A week after Rita Hester, a 34-year old African American transsexual, was murdered on November 28, 1998, about 250 people gathered to honor her memory during a candlelight vigil. The vigil inspired the “Remembering Our Dead” web project and the international Transgender Day of Remembrance.
Now in its 13th year, the Transgender Day of Remembrance (TDOR) celebrates the memory of those who have been killed as a result of transphobia, while raising public awareness of hate crimes against the transgender community. TDOR always takes place on November 20.
In 2011, thousands of people of all ages and from all walks of life will join vigils and related events in countries around the world. Here is what will happen in Canada.
Flag raising (November 18 from 6-7 p.m.) – Location: Ottawa Police Headquarters (474 Elgin St.). Speakers to include: John Medeiros.
Political Meet and Greet (November 19 from 2-4 p.m.) – Location: Councillor’s Lounge – City Hall. Speakers to include: Yasir Naqvi M.P.P.

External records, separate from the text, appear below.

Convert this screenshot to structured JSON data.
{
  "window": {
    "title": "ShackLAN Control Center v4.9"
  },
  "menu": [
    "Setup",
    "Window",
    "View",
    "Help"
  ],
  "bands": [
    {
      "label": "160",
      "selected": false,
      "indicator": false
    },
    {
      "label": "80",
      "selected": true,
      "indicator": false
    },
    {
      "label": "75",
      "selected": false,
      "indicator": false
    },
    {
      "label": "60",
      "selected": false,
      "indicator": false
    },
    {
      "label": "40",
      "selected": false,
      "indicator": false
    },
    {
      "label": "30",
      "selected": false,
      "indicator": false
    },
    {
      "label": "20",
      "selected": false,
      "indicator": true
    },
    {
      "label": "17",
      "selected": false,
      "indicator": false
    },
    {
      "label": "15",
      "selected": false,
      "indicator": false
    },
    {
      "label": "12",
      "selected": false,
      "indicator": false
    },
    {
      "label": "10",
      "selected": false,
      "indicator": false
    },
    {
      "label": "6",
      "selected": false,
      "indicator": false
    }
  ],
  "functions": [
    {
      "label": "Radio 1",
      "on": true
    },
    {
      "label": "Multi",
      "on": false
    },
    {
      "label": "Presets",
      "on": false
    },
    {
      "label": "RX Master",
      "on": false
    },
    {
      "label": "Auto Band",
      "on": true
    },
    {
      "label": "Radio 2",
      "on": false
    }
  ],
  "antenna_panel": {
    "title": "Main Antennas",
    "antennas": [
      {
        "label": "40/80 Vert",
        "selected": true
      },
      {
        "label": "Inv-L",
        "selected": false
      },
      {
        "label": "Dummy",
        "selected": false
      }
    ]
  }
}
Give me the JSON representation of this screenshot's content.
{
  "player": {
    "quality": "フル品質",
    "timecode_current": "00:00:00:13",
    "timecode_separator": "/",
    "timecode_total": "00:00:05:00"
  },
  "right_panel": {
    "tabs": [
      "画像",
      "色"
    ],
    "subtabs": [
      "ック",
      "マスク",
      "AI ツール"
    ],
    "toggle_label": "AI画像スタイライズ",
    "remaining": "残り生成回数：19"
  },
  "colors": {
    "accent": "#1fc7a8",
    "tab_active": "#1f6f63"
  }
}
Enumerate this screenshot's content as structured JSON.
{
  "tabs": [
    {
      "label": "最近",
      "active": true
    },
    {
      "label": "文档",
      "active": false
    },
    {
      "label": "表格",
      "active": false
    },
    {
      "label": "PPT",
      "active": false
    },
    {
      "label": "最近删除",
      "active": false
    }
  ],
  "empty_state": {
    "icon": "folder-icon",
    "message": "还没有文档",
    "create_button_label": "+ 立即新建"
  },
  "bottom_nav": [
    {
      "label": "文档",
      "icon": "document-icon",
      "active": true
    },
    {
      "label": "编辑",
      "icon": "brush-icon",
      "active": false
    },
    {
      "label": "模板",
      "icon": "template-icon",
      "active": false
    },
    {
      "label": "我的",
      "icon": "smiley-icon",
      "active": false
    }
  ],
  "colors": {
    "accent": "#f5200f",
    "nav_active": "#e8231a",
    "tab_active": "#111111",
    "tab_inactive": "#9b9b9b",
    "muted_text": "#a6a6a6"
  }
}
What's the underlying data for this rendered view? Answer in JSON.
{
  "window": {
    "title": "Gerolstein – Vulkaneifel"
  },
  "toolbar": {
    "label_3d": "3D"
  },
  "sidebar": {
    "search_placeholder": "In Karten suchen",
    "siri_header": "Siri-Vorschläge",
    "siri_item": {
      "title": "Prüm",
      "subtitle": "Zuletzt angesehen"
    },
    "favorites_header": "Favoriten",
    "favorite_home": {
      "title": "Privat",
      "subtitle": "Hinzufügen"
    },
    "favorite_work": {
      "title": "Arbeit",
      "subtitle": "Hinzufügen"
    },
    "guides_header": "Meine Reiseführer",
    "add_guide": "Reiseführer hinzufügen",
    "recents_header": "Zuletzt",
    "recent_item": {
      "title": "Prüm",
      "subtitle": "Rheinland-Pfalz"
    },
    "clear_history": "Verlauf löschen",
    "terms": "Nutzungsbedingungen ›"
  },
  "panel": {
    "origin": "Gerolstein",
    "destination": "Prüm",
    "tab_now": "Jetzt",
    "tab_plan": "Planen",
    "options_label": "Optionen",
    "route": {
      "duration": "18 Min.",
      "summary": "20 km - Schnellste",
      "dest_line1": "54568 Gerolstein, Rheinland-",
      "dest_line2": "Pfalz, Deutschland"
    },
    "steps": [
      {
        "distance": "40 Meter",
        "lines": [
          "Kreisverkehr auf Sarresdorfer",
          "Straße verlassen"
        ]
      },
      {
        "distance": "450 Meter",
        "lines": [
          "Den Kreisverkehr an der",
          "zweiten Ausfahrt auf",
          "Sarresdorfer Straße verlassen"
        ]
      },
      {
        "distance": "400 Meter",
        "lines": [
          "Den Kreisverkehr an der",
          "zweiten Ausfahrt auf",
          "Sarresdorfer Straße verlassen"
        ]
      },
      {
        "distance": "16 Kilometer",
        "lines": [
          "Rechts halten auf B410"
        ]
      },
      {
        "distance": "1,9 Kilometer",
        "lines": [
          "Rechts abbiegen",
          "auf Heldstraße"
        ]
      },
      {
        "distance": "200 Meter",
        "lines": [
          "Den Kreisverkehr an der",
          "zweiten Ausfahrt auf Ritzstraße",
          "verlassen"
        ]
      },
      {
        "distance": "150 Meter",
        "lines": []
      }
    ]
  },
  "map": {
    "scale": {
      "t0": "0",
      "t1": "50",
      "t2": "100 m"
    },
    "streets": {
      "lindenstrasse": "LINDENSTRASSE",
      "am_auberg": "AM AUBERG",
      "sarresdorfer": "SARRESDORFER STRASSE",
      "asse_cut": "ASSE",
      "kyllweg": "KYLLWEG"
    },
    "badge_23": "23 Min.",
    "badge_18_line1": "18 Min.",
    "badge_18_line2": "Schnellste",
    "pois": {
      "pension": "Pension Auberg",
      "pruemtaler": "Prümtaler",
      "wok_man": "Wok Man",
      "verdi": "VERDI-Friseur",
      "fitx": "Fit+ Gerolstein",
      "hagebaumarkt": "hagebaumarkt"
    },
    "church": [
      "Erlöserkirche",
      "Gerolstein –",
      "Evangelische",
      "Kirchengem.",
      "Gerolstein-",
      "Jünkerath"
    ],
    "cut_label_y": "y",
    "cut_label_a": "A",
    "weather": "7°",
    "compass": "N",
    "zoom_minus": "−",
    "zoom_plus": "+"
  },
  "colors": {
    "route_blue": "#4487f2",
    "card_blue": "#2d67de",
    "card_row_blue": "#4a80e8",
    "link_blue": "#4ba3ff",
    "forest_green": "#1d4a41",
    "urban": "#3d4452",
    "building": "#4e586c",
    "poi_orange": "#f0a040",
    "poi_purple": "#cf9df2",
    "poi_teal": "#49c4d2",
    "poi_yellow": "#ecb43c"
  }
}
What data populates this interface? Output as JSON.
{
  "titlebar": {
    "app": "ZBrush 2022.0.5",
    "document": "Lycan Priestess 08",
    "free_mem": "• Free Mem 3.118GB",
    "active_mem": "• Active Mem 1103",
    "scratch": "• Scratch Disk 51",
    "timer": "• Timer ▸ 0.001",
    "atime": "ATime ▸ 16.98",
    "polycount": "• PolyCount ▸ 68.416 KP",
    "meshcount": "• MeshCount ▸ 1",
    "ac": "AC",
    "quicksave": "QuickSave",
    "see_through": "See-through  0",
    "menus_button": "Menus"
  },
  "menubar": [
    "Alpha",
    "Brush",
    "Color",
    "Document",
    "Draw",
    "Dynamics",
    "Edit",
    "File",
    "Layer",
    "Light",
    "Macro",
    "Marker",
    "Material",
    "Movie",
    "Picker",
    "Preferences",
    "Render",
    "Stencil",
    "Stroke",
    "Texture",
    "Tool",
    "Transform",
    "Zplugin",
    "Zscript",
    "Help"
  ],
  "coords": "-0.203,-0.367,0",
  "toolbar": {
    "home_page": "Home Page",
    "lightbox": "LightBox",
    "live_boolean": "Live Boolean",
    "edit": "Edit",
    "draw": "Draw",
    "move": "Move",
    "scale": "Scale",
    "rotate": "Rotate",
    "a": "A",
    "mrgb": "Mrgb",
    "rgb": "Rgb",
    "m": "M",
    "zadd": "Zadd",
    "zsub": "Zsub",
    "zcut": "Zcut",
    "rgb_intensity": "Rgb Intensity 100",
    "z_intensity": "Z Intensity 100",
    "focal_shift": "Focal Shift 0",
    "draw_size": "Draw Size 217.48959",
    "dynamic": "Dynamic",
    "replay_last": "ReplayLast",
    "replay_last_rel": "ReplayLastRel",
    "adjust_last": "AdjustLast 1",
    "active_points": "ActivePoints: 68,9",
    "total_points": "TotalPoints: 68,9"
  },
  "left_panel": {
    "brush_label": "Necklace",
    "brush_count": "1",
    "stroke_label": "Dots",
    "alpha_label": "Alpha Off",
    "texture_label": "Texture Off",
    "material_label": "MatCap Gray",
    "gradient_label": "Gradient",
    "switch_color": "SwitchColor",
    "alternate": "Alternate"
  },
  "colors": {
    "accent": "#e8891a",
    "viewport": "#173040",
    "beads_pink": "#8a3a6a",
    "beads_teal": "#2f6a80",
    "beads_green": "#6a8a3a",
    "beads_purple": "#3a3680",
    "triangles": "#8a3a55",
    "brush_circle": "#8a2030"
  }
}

TDOR and Certain Sort present: The Real T Party! (November 19 from 10 p.m. – 2 a.m.) – A dance party to celebrate Ottawa Trans Day of Remembrance at The Legion (359 Kent St.). With CPI and DJ Y’alla! Y’alla! All ages accepted, but only those over 19 with valid ID will get bracelets to purchase alcohol. Admission: $5 – $15 (sliding scale).
TDOR Candlelight Vigil (November 20 from 7-8 p.m.) – The vigil will be held at the Human Rights Monument (corner of Elgin and Lisgar streets) and includes reading from a list of names of victims of transphobic violence. To have a friend or loved one added to the list, email email@example.com. Speakers are also invited to talk about how transphobic violence has affected their lives.
Transgender Day of Remembrance event (November 18 from 7-9 p.m.) – Location: Church Street Community Centre (519 Church St.). For more information, contact Morgan at firstname.lastname@example.org.
Free screening of the film “Two Spirits” (November 18 from 7-10 p.m.) – Fred Martinez did not want to choose between being a boy or a girl. He wanted to be both. He was nádleehí, a male-bodied person with a feminine nature, a special gift according to Navajo culture. However, at 16, he was also one of the youngest hate-crime victims in modern history. The screening will take place in Room 2M70 (University of Winnipeg), to be followed by a discussion on the film.
TDOR Vigil (November 20 from 3-5 p.m.) – Location: Crossways in Common, 222 Furby Street. For more information, email the Rainbow Resource Centre at email@example.com or call 204-474-0212.
- Transgender Day of Remembrance Webcomic Project
Created in October 2004 for the 6th Annual Transgender Day of Remembrance, the Webcomics Project aims at educating members of the public about the issues surrounding the Transgender Day of Remembrance.
Participating contributors draw and publish a relevant webcomic or image for the day with links to other contributors and / or the archive.